Was Goodman not released by the same Israeli government that professes it will not release Palestinians with “blood on their hands” or who incite violence, and which now professes to be guarding against extremist violence?
More recently, the extremist group Ateret Cohanim, funded in part by Miami millionaire Irving Moskowitz, which supports the construction of a Jewish “Third Temple,” has taken over certain properties in occupied east Jerusalem, with the aid and protection of the Israeli authorities. Ateret Cohanim says that they will reach their goal of “reclaiming” Jerusalem exclusively for Jews as they believe God ordained — through non-violent means — though some of their tactics include middle-of-the-night seizures of houses in Palestinian neighborhoods.
The group, whose name means “Crown of the Priests,” was also behind the nighttime opening of the tunnel in September 1996, which runs the length of the Al-Aqsa complex. That incident sparked intense fighting in the occupied territories which claimed the lives of about 15 Israeli soldiers and 60 Palestinians. The group also carries out “archaeological” excavations around the complex, which many Palestinians fear are designed to undermine the foundations of Al-Aqsa and hasten its collapse.
In 1994, a former senior official of Ateret Cohanim, Meir Davidson, was appointed as a municipal advisor on “eastern Jerusalem affairs.” Since then, the group’s relationship to the Israeli government and Israeli Jerusalem municipality has been close and well-documented, and they have often worked in concert.
Also earlier this month, another Palestinian was stabbed and seriously injured in Jerusalem, allegedly by a Jewish extremist. Just over a month ago, the same extremist, who reportedly stabs his or her victims with knives inscribed with religious edicts, is suspected of killing another Palestinian in the same neighborhood. Since November 1997, eight Palestinians have been stabbed in this way, and two have died.

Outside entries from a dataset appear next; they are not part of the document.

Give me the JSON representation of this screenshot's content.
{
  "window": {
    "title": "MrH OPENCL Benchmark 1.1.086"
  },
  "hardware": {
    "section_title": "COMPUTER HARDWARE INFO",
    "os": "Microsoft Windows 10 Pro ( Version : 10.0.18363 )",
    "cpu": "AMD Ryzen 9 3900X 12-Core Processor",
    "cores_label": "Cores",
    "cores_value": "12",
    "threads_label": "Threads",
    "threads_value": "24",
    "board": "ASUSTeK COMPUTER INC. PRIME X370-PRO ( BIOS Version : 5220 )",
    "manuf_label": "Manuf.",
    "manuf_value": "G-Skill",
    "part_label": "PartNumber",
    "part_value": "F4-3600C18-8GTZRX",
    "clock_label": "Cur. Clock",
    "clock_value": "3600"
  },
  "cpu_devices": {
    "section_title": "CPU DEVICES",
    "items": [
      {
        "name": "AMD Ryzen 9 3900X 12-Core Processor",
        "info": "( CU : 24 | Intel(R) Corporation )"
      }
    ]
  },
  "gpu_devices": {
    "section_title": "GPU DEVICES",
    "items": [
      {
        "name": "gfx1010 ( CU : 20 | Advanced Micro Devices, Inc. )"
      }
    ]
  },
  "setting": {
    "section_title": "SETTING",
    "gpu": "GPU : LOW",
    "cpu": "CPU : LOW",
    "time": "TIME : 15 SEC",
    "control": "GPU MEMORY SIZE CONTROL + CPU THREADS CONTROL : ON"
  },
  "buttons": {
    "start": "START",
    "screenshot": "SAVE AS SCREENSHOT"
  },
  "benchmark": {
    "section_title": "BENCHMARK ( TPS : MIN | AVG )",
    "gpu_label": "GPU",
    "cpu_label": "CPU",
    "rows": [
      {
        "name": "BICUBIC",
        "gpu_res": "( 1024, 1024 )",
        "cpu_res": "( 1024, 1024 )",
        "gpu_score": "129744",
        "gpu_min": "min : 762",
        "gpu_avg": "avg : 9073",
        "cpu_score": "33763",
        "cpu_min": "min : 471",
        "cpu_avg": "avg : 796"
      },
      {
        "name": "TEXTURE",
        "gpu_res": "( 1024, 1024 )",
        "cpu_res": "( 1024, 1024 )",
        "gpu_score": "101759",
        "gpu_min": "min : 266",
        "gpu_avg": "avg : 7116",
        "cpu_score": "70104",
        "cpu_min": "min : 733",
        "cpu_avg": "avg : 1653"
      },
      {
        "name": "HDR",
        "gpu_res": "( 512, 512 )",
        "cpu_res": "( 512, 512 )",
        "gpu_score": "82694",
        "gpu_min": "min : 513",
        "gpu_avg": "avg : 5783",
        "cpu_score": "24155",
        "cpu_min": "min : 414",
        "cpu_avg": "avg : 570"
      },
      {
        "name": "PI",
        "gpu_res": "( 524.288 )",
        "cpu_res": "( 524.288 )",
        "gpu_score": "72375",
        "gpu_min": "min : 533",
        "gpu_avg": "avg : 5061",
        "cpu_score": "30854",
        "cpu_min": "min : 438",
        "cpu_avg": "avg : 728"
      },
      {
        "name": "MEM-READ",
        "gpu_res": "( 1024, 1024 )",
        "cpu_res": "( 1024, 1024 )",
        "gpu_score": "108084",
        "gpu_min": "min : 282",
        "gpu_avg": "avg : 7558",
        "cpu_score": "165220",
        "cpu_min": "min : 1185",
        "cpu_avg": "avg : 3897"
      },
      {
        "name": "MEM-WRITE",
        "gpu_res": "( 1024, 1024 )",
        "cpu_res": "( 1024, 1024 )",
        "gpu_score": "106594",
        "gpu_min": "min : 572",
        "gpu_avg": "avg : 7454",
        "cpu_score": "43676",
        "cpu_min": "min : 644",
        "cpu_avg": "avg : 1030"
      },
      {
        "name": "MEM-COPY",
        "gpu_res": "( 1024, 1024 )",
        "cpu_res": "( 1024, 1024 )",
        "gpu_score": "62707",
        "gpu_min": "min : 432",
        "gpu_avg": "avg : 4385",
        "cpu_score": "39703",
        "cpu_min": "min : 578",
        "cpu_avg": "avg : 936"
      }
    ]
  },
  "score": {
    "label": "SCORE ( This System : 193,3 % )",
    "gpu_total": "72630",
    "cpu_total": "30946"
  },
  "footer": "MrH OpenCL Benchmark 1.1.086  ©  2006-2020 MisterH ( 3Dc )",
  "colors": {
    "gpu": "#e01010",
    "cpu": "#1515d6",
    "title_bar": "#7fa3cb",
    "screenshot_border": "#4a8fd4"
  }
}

The Israeli government has shown none of the urgency and used none of the tactics — such as closures, curfews, mass arrests and ambushes on private houses — that it employs routinely against those suspected of harming Jews.
All of this adds up to a very different picture than the one which the Israeli government wants us to see, and the one which Weiner on NPR presented in the afternoon’s 11-minute report. And that’s without even mentioning Hebron.
Fedwa Wazwaz is a graduate student in computer science.